The UK economy unexpectedly accelerated in the third quarter, upping the pressure on the Bank of England to hike interest rates next month.
The Office for National Statistics (ONS) said gross domestic product (GDP) grew by 0.4% in its initial estimate for July to September this year.
The rise is above expectations of 0.3%, as economists predicted growth in line with the first and second quarters of 2017.
The lion’s share of the expansion came from the services and manufacturing industries, while the construction sector fell into recession.
However, the UK economy is still struggling to bounce back to levels seen in the final quarter of 2016 when GDP rose by 0.6%.
It comes as the Bank’s Monetary Policy Committee (MPC) mulls whether to raise interest rates from record lows of 0.25% in November, as inflation continues to soar.
Howard Archer, EY ITEM Club’s chief economic adviser, said: “Improved third-quarter GDP growth of 0.4% quarter-on-quarter increases the chances that the Bank of England will raise interest rates from 0.25% to 0.5% on November 2 after the MPC meeting.”

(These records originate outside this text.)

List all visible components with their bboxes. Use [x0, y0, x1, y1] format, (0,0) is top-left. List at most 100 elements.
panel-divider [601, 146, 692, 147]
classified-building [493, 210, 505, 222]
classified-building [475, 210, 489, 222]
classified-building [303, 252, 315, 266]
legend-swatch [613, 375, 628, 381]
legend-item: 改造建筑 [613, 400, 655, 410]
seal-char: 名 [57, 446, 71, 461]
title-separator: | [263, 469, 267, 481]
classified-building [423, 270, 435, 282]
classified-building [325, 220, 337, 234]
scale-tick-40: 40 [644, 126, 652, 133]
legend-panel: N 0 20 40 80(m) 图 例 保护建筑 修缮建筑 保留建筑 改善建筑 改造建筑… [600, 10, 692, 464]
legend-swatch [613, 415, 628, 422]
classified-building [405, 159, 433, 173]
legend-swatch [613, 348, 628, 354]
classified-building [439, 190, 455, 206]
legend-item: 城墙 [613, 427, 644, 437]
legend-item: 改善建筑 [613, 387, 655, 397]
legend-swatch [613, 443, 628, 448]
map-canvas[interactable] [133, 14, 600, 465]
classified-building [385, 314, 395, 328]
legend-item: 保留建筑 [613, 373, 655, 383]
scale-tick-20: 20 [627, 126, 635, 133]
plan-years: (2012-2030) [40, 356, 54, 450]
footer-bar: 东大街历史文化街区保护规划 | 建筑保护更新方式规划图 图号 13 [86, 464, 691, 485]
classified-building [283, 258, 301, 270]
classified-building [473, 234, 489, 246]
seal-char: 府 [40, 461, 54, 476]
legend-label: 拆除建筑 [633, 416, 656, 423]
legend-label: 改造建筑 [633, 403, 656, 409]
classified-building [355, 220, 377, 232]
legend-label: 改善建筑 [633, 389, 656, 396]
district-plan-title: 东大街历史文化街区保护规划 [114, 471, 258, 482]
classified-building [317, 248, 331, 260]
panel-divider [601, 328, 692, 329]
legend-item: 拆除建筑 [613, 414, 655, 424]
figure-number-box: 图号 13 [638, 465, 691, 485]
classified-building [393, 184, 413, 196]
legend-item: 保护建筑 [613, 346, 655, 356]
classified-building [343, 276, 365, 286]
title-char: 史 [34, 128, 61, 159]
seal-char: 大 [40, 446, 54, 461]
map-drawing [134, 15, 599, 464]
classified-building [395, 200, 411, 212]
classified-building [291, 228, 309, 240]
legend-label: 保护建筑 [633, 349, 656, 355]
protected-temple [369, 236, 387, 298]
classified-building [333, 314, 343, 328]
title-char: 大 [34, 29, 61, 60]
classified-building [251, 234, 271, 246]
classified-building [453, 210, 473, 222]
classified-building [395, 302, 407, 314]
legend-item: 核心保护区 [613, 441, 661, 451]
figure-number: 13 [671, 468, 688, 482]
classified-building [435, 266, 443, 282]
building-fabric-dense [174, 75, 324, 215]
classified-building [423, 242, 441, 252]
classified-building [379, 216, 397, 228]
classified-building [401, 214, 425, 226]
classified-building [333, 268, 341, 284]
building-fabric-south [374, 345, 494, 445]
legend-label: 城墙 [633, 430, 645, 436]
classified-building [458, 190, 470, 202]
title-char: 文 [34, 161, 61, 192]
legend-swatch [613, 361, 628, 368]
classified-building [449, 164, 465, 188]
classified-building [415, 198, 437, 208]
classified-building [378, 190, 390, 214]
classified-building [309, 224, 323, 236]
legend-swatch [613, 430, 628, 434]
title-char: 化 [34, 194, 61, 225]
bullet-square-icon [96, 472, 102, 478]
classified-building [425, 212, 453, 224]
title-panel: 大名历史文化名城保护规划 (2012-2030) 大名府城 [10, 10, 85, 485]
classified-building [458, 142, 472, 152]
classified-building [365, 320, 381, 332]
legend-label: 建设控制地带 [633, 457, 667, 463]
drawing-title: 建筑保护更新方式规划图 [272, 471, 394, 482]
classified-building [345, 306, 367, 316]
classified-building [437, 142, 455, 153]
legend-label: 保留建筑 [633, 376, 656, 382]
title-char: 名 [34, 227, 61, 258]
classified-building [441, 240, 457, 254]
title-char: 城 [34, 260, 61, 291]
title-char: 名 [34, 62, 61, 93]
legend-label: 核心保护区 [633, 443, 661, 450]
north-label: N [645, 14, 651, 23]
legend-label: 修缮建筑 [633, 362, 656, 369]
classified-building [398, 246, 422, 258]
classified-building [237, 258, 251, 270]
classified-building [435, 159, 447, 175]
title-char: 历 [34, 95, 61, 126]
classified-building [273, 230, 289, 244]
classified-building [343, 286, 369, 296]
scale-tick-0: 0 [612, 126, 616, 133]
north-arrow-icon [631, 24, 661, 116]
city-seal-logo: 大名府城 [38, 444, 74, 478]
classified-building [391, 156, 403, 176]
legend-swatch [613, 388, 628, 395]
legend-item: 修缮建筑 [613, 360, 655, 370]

Higher than expected third-quarter growth is a boost for Chancellor Philip Hammond as he gears up to deliver his Budget next month.
He recently warned that Brexit had left the UK economy under a “cloud of uncertainty”, while the International Monetary Fund also raised the growth outlook for every advanced economy aside from Britain because of its EU divorce.
Responding to the GDP announcement, the Chancellor said: “We have a successful and resilient economy which is supporting a record number of people in employment.”
On an annual basis, GDP expanded by 1.5% in the third quarter, compared to the same three months in 2016.
Sterling shot up following the release, rising more than 0.3% against both the US dollar and the euro to 1.317 and 1.119, respectively.
Darren Morgan, the ONS head of national accounts, said: “Services, led by increases in IT, motor trades and retail, continued to drive GDP growth.
“Manufacturing also boosted the economy with an improved performance after a weak second quarter.
“However, construction output fell for the second consecutive quarter, although it remains above its pre-downturn peak.”
Britain’s powerhouse services sector, which accounts for around 79% of the UK economy, grew by 0.4% during the third quarter, the same rate as the three months before.
The main drivers came from the business services and finance sector, which climbed by 0.6% during the period.
Industrial production also expanded by 1%, boosted by a 1% jump from manufacturing and a 1.5% rise from mining and quarrying.
It helped offset a dismal performance from the construction sector, which fell by 0.7% between July and September – the lowest drop since the third quarter of 2012.
It means the construction industry is now in recession after also declining by 0.5% in the second quarter.
John Hawksworth, PwC’s chief economist, said: “These numbers do not change the big picture for the UK, which is of an economy that has slowed due to higher inflation linked to the weak pound and Brexit-related uncertainty dragging on business investment.
“But we should not overdo the gloom as there is nothing in this or other recent data to suggest that the slowdown is in danger of turning into a recession.”
A separate measure of the services sector – the index of services – showed output growth of 0.2% between July and August this year.
Labour’s shadow chancellor John McDonnell said: “The UK is not growing as fast as many of our trading partners in the EU or the USA, and it is becoming increasingly clear that this Government has to use next month’s Budget for a change of direction.”